Furthermore, in the above embodiments, felt was used as the porous body made of fibers, but woven or non-woven fabrics may also be used.

In addition to the polypropylene shown in the examples, as the material, ordinary synthetic resins such as polyethylene, polyvinyl chloride, vinyl chloride-acrylonitrile copolymer, etc., and natural fibers such as cellulose acetalized products can be used.

Further, as the conductive powder, nickel powder was used in the above embodiments, but iron, stainless steel powder, carbon, graphite powder, etc. may also be used.

As the binder, in addition to hydrophilic substances such as carboxymethyl cellulose and polyvinyl alcohol, common binders such as fluorocarbon resin, polystyrene, and polyvinyl chloride can be used.

Although a nickel electrode was described in detail in the above embodiment, a cadmium electrode can be manufactured in the same manner by filling with cadmium oxide, cadmium hydroxide, etc., and the same effect can be obtained.

As for the filling method, in addition to the filling method involving conversion into an active material as shown in the examples for both the nickel electrode and the cadmium electrode, a paste method for directly filling the active material can also be adopted.

As described above, according to the present invention, a porous body composed of fibers contains electroconductive powder having resistance to electrolyte, and is then coated with metal, which is a simple process that achieves excellent quality and cost.
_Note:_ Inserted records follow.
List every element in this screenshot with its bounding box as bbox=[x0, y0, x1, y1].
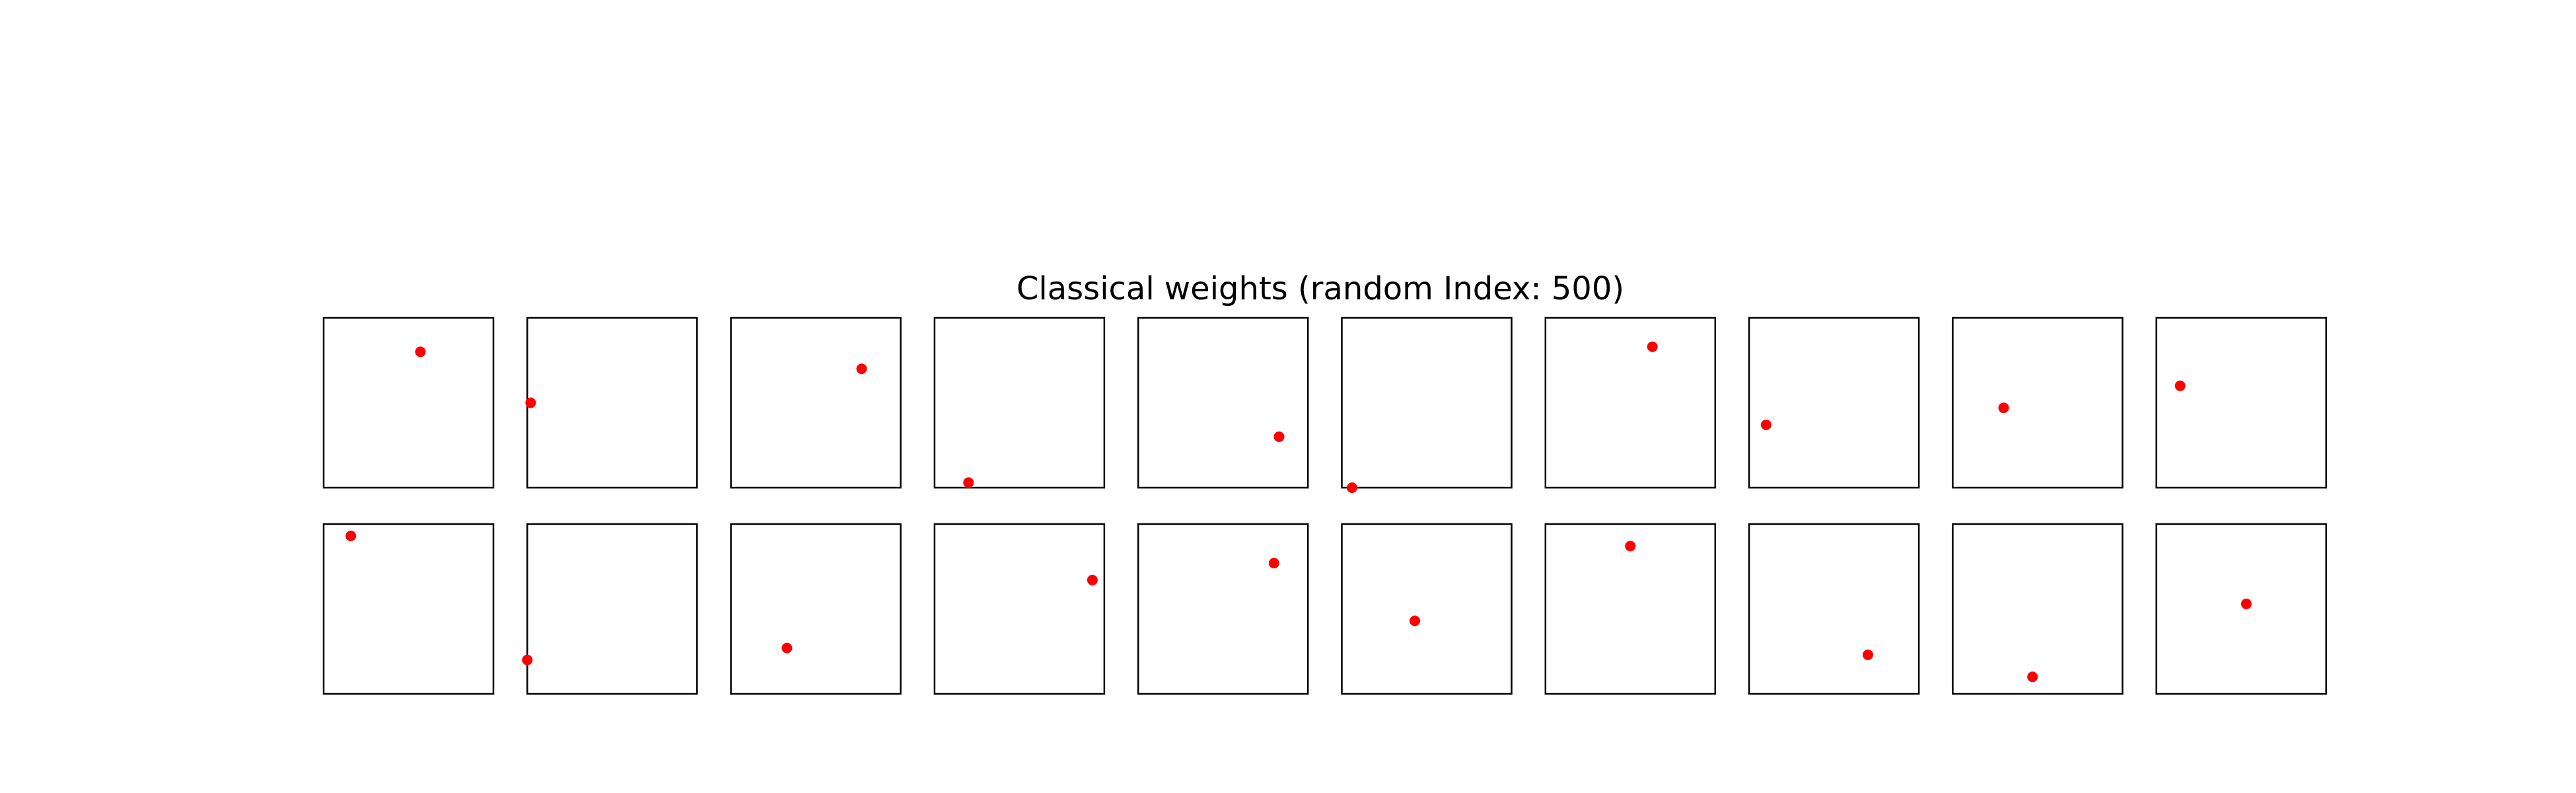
data-point-9 bbox=[1999, 402, 2009, 413]
data-point-5 bbox=[1274, 432, 1285, 442]
data-point-14 bbox=[1087, 575, 1098, 585]
data-point-2 bbox=[525, 398, 536, 408]
data-point-15 bbox=[1269, 558, 1279, 568]
data-point-1 bbox=[415, 346, 426, 357]
data-point-19 bbox=[2027, 671, 2038, 682]
data-point-7 bbox=[1647, 342, 1658, 352]
data-point-10 bbox=[2175, 381, 2186, 391]
data-point-4 bbox=[963, 477, 974, 488]
data-point-6 bbox=[1347, 482, 1357, 493]
data-point-11 bbox=[345, 531, 356, 541]
data-point-16 bbox=[1410, 616, 1420, 626]
data-point-18 bbox=[1863, 650, 1873, 660]
data-point-3 bbox=[857, 363, 867, 374]
data-point-13 bbox=[781, 643, 792, 654]
data-point-20 bbox=[2241, 599, 2252, 609]
data-point-12 bbox=[522, 655, 532, 665]
data-point-8 bbox=[1761, 420, 1771, 430]
chart-title: Classical weights (random Index: 500) bbox=[1017, 270, 1624, 307]
data-point-17 bbox=[1625, 541, 1635, 551]
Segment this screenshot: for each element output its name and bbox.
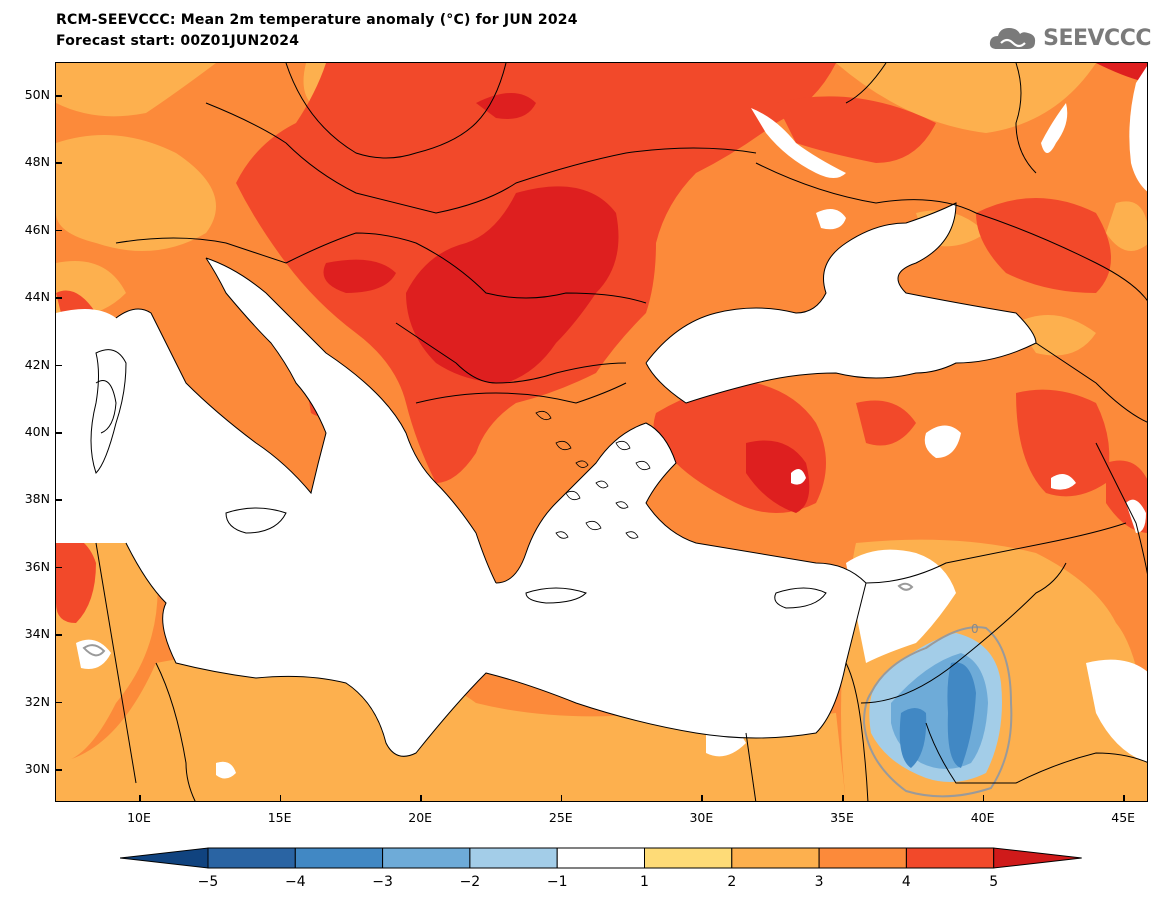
lon-label-40e: 40E [970,810,995,825]
cloud-icon [990,28,1036,49]
colorbar-swatch [469,847,558,869]
colorbar-swatch [731,847,820,869]
colorbar-swatch [294,847,384,869]
lon-tick [701,795,703,802]
zero-contour-label: 0 [971,622,979,636]
land-anomaly-5-plus [323,63,1147,513]
colorbar-tick-label: 3 [814,874,824,890]
anomaly-map: 0 [55,62,1148,802]
colorbar-tick-label: −3 [372,874,393,890]
coastlines-and-borders [90,63,1147,801]
colorbar-swatch [207,847,296,869]
lat-tick [55,432,62,434]
colorbar-swatch [905,847,995,869]
colorbar-low-extend [119,847,209,869]
lat-tick [55,297,62,299]
lat-tick [55,95,62,97]
colorbar-swatches [119,847,1082,869]
lon-label-20e: 20E [408,810,433,825]
colorbar-tick-label: −2 [459,874,481,890]
lat-label-50n: 50N [24,87,50,102]
sea-areas [56,66,1147,757]
lon-label-35e: 35E [830,810,854,825]
lat-tick [55,364,62,367]
lon-tick [560,795,563,802]
map-canvas: 0 [56,63,1147,801]
lon-tick [420,795,422,802]
forecast-start: Forecast start: 00Z01JUN2024 [56,33,300,49]
lat-label-34n: 34N [24,626,50,642]
lat-tick [55,769,62,771]
lat-label-32n: 32N [24,693,50,709]
colorbar-tick-label: 5 [989,874,999,890]
lat-label-40n: 40N [24,424,50,439]
zero-contour [862,626,1013,798]
colorbar-swatch [382,847,471,869]
seevccc-logo: SEEVCCC [987,22,1151,54]
lat-label-38n: 38N [24,491,50,507]
logo-text: SEEVCCC [1043,25,1151,51]
map-title: RCM-SEEVCCC: Mean 2m temperature anomaly… [56,12,578,28]
aegean-islands [535,410,651,539]
colorbar-tick-label: 4 [901,874,911,890]
lon-label-15e: 15E [267,810,292,825]
lat-label-46n: 46N [24,221,50,237]
colorbar [119,846,1085,874]
lat-tick [55,701,62,704]
colorbar-swatch [644,847,733,869]
colorbar-swatch [556,847,646,869]
zero-contour-tunisia [82,644,106,657]
lon-label-30e: 30E [689,810,714,825]
lon-tick [1123,795,1125,802]
lon-label-45e: 45E [1111,810,1136,825]
near-zero-anomaly [76,103,1147,779]
colorbar-tick-label: 2 [727,874,737,890]
lat-tick [55,634,62,636]
colorbar-tick-label: 1 [640,874,649,890]
lat-tick [55,229,62,232]
lat-label-48n: 48N [24,154,50,170]
lon-tick [982,795,985,802]
lon-tick [139,795,141,802]
negative-anomaly-area [869,633,1002,782]
colorbar-high-extend [993,847,1082,869]
lat-tick [55,499,62,501]
lon-label-10e: 10E [127,810,151,825]
lon-tick [279,795,282,802]
lat-tick [55,162,62,164]
lat-tick [55,566,62,569]
lon-label-25e: 25E [548,810,573,825]
lon-tick [842,795,844,802]
colorbar-tick-label: −1 [546,874,568,890]
lat-label-36n: 36N [24,558,50,574]
lat-label-30n: 30N [24,761,50,776]
zero-contour-small [897,582,914,591]
colorbar-tick-label: −5 [197,874,219,890]
lat-label-42n: 42N [24,356,50,372]
colorbar-tick-label: −4 [284,874,306,890]
colorbar-swatch [818,847,907,869]
lat-label-44n: 44N [24,289,50,305]
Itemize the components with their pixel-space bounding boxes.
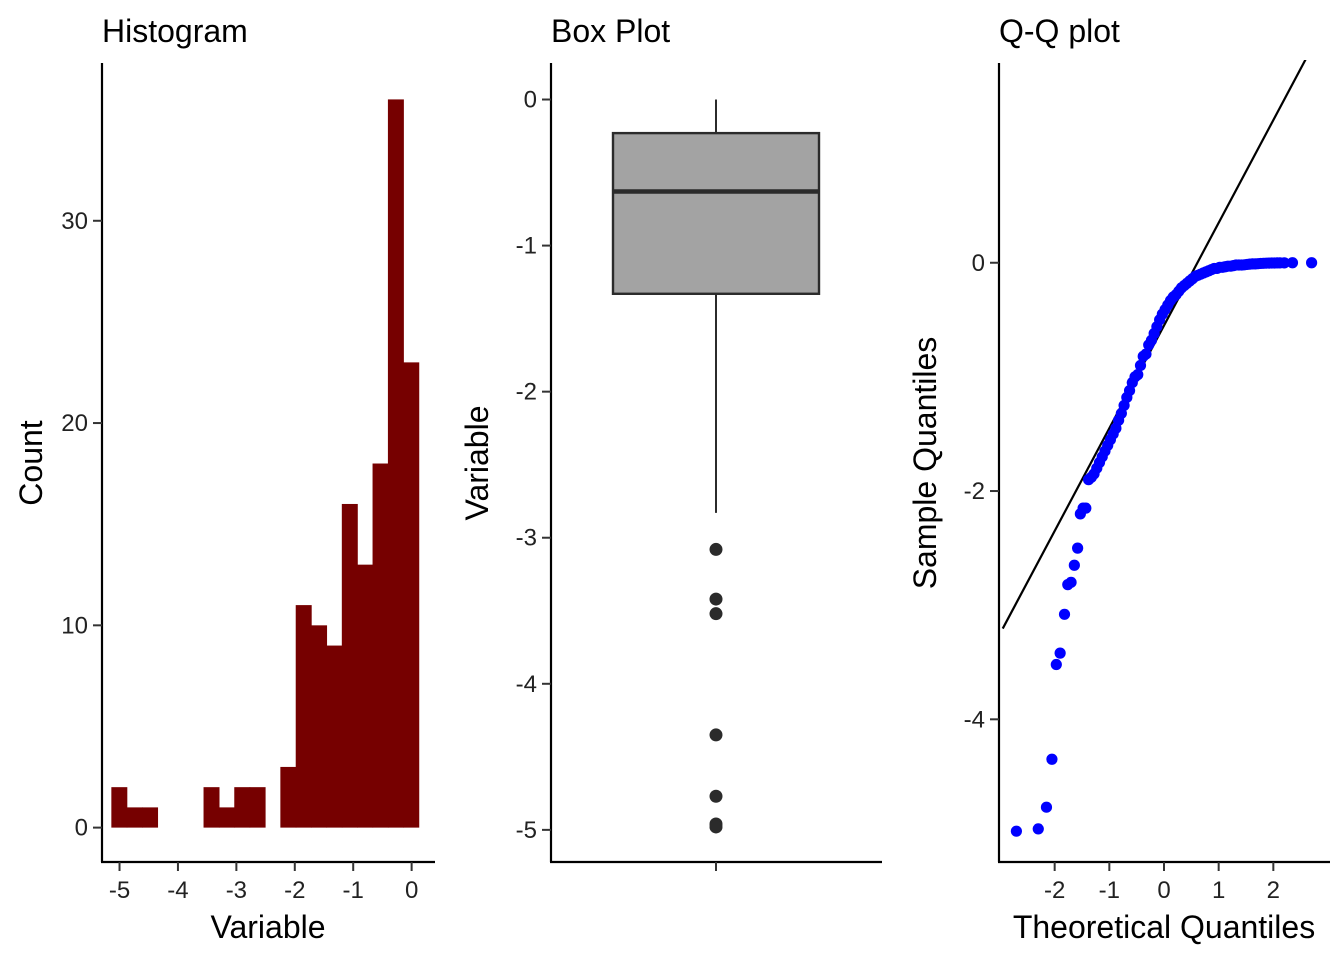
histogram-y-tick-label: 20	[61, 410, 88, 437]
boxplot-y-tick-label: -5	[516, 817, 537, 844]
boxplot-y-tick-label: -2	[516, 379, 537, 406]
qq-point	[1072, 542, 1084, 554]
histogram-x-tick-label: -4	[167, 877, 188, 904]
qq-point	[1010, 825, 1023, 837]
histogram-bar	[218, 807, 235, 828]
boxplot-outlier	[709, 728, 723, 742]
boxplot-outlier	[709, 542, 723, 556]
boxplot-outlier	[709, 607, 723, 621]
qq-point	[1286, 257, 1299, 269]
qq-x-label: Theoretical Quantiles	[1013, 909, 1315, 945]
boxplot-panel: Box Plot 0 -1 -2 -3 -4 -5 Variable	[459, 13, 882, 871]
histogram-y-tick-label: 0	[75, 815, 88, 842]
histogram-bar	[142, 807, 159, 828]
qq-x-tick-label: -2	[1044, 877, 1065, 904]
qq-point	[1134, 359, 1147, 372]
qq-point	[1058, 608, 1071, 620]
histogram-bar	[341, 503, 358, 828]
boxplot-y-tick-label: 0	[524, 87, 537, 114]
histogram-x-tick-label: -1	[343, 877, 364, 904]
histogram-bar	[111, 787, 128, 828]
histogram-bar	[126, 807, 143, 828]
qq-y-tick-label: -2	[964, 478, 985, 505]
boxplot-outlier	[709, 820, 723, 834]
qq-y-ticks: 0 -2 -4	[964, 250, 999, 733]
qq-point	[1046, 753, 1058, 765]
qq-x-ticks: -2 -1 0 1 2	[1044, 862, 1280, 904]
qq-panel: Q-Q plot -2 -1 0 1 2 0 -2 -4 Theoretical Quant…	[907, 13, 1330, 945]
histogram-x-label: Variable	[210, 909, 325, 945]
boxplot-y-label: Variable	[459, 405, 495, 520]
qq-point	[1054, 647, 1066, 659]
histogram-y-tick-label: 30	[61, 208, 88, 235]
histogram-bar	[311, 625, 328, 828]
histogram-panel: Histogram -5 -4 -3 -2 -1 0 0 10 20 30 Variable C…	[13, 13, 435, 945]
histogram-y-tick-label: 10	[61, 612, 88, 639]
histogram-bar	[326, 645, 343, 828]
boxplot-outlier	[709, 592, 723, 606]
qq-point	[1306, 257, 1318, 269]
histogram-bar	[403, 362, 420, 828]
histogram-x-tick-label: -2	[284, 877, 305, 904]
qq-point	[1080, 502, 1092, 514]
qq-point	[1278, 257, 1290, 269]
histogram-bar	[280, 766, 297, 828]
qq-point	[1040, 801, 1053, 813]
qq-point	[1032, 823, 1044, 835]
qq-y-tick-label: 0	[972, 250, 985, 277]
histogram-bar	[203, 787, 220, 828]
qq-y-tick-label: -4	[964, 706, 985, 733]
qq-point	[1050, 658, 1062, 671]
histogram-bar	[295, 605, 312, 828]
qq-point	[1132, 369, 1144, 381]
boxplot-y-tick-label: -1	[516, 233, 537, 260]
histogram-x-tick-label: -5	[109, 877, 130, 904]
boxplot-box	[611, 131, 821, 295]
histogram-x-tick-label: -3	[226, 877, 247, 904]
histogram-title: Histogram	[102, 13, 248, 49]
qq-x-tick-label: 0	[1157, 877, 1170, 904]
qq-point	[1140, 348, 1152, 360]
histogram-bar	[387, 99, 404, 828]
histogram-bars	[111, 99, 420, 828]
qq-x-tick-label: -1	[1099, 877, 1120, 904]
qq-title: Q-Q plot	[999, 13, 1120, 49]
histogram-bar	[372, 463, 389, 828]
qq-point	[1068, 559, 1080, 571]
qq-x-tick-label: 1	[1212, 877, 1225, 904]
histogram-bar	[234, 787, 251, 828]
boxplot-y-tick-label: -4	[516, 671, 537, 698]
histogram-bar	[249, 787, 266, 828]
boxplot-y-tick-label: -3	[516, 525, 537, 552]
qq-point	[1065, 576, 1077, 588]
qq-y-label: Sample Quantiles	[907, 337, 943, 590]
histogram-y-ticks: 0 10 20 30	[61, 208, 102, 842]
boxplot-title: Box Plot	[551, 13, 670, 49]
boxplot-body	[611, 99, 821, 834]
histogram-bar	[357, 564, 374, 828]
boxplot-outlier	[709, 789, 723, 803]
boxplot-y-ticks: 0 -1 -2 -3 -4 -5	[516, 87, 551, 844]
qq-x-tick-label: 2	[1267, 877, 1280, 904]
histogram-x-ticks: -5 -4 -3 -2 -1 0	[109, 862, 418, 904]
qq-points	[1010, 257, 1318, 837]
histogram-x-tick-label: 0	[405, 877, 418, 904]
qq-reference-line	[1001, 60, 1307, 630]
histogram-y-label: Count	[13, 420, 49, 506]
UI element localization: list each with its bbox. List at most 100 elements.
A battery electrode substrate can be obtained.

[Brief explanation of drawings]

FIGS. 1 and 2 are graphs showing a comparison of discharge characteristics of various batteries.

Claims (1)

[Scope of Claims] 1. A method for manufacturing an electrode substrate for a battery, which comprises incorporating a conductive powder having electrolyte resistance into a porous body made of fibers, and then applying metal plating to the porous body. 2. The method for producing a battery electrode substrate according to claim 1, wherein the step of incorporating the conductive powder into the porous body comprises impregnating the porous body with a dispersion medium in which the conductive powder is dispersed. 3. The method for producing a battery electrode substrate according to claim 1, wherein the step of incorporating the conductive powder into the porous body comprises impregnating the porous body with a binder solution in which the conductive powder is dispersed. . 4. The battery electrode according to claim 1, wherein the step of incorporating the conductive powder into the porous body comprises applying a binder solution in which the conductive powder is dispersed to the surface of the porous body by spraying. Substrate manufacturing method. 5. The method of manufacturing a battery electrode substrate according to claim 1, wherein the metal plating step comprises first performing electroless plating and then performing electrolytic plating.